News 394 views update:Jan 16, 2008

UK: Free-range eggs take up battery eggs shelf space

Now, four years before the ban of battery cages is introduced in the EU, major stores in England have begun phasing out eggs from caged birds.

According to the British newspaper, The Telegraph, Sainsbury's, the Co-op and Morrisons have all agreed to ban eggs from caged birds while Marks & Spencer and Waitrose already sell only free-range eggs.
Additionally, all products that contain egg ingredients will use free-range varieties.
In 2012, the EU ban on battery cages will come into effect.

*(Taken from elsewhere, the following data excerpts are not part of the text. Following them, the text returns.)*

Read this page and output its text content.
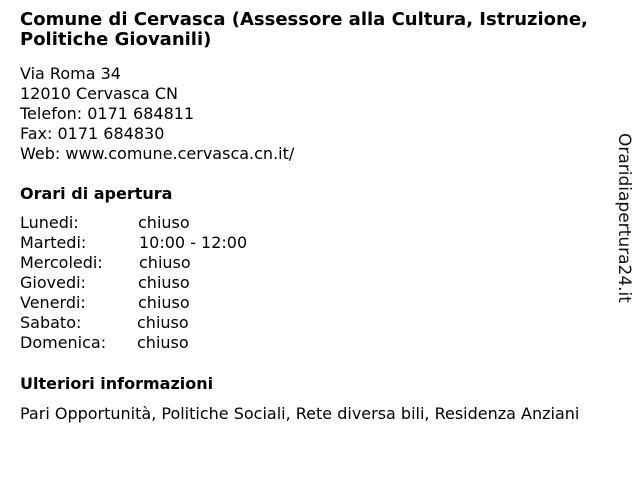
Comune di Cervasca (Assessore alla Cultura, Istruzione, Politiche Giovanili)
Via Roma 34
12010 Cervasca CN
Telefon: 0171 684811
Fax: 0171 684830
Web: www.comune.cervasca.cn.it/
Orari di apertura
Lunedi:	chiuso
Martedi:	10:00 - 12:00
Mercoledi: chiuso
Giovedi:	chiuso
Venerdi:	chiuso
Sabato:	chiuso
Domenica: chiuso
Ulteriori informazioni
Pari Opportunità, Politiche Sociali, Rete diversa bili, Residenza Anziani
Oraridiapertura24.it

Major supermarket chains will clear their shelves of battery-caged eggs over the next two years.
The Telegraph says that Asda and Tesco have not yet followed suit, but have cut back shelf space given to battery hen eggs.
Sainsbury's said it was the first major supermarket to announce a ban on battery hen eggs and was expected to end the sale of all such eggs by next year. Morrisons also plans to stop selling eggs from caged hens by 2010.
Since 2003, Marks & Spencer have only sold eggs from non-caged hens while the majority of Waitrose's eggs were also free-range.
Meanwhile, Tesco and Asda have almost doubled the amount of free-range or barn eggs they stock, but have so far failed to introduce a ban. Asda said it stocked only one line of eggs from caged birds, but there is no deadline to end that. Tesco said it was reducing shelf space for eggs from caged hens but some customers could not afford free-range varieties.